Friday, 9 July 2010

Les Vacances de M. Hulot



















Les Vacances de M. Hulot (1956)
a film by Jacques Tatis

Comedy can be beautiful. It is with Chaplin and with Buster Keaton, and it is beautiful with Jacques Tatis. In this movie the images are great postcards in black and white, the gags are beautiful in their simplicity and the characters are remarkable on the way they are cartoons of themselves. Whatever I would write here will sound ceremonial when compared to the fresh manner in which this movie delivers its beauty and its humor.

The story is simple: vacations in the beach. And along the tourists you have a rich sea of relations going on: social classes, old and young people, rich and poor, a Marxist intellectual and a war veteran and around all of them Monsieur Hulot, uncomplicated and authentic. It is brilliant the way in which this character navigates through this temporary ecosystem of tourists and manages to deliver really memorable gags.

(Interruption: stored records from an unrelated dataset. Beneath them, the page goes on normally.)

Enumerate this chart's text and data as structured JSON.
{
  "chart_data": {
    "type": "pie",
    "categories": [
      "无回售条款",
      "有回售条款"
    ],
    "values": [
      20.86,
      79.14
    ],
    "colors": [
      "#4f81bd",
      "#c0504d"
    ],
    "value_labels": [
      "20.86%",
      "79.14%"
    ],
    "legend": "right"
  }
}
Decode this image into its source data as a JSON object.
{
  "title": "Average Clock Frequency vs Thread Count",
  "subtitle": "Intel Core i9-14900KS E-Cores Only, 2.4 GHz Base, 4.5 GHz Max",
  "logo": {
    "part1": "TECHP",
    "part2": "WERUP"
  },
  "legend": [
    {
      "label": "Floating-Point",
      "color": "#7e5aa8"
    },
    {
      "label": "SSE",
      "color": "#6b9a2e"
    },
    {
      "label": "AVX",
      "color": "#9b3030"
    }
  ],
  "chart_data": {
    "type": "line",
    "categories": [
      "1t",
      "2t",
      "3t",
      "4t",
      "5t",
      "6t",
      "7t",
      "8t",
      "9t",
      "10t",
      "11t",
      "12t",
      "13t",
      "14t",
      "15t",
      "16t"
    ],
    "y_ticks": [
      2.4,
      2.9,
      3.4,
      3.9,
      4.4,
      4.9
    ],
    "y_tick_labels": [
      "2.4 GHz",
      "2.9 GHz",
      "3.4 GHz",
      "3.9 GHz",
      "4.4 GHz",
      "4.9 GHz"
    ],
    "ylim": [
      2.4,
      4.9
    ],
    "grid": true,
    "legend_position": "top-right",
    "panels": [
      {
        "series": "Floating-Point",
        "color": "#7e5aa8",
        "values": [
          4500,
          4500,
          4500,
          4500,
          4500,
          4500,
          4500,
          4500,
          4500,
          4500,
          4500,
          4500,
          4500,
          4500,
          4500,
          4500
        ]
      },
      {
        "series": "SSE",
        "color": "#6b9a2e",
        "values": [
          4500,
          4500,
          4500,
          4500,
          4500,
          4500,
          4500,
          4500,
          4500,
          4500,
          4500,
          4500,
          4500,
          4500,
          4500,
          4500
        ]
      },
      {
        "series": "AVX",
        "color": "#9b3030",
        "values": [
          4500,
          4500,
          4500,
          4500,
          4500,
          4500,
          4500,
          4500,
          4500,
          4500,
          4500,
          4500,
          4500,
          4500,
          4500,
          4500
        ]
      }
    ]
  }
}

The costume of M. Hulot is as remarkable. The hat, the pipe and the striped socks are part of the icon that Jacques Tatis created with this character, that embodies at the same time a humble hero and a clown. To complete the figure of Hulot, each of the takes in this film could be used as a postcard as each of the characters can be used as a portrait of the stereotype they represent. The movie is loaded with so many common images that it is easy to relate to them and enjoy the beauty in the apparent simplicity of the story. So much good humor and amazing photography, this is superb movie. Great pirate costume, M. Hulot.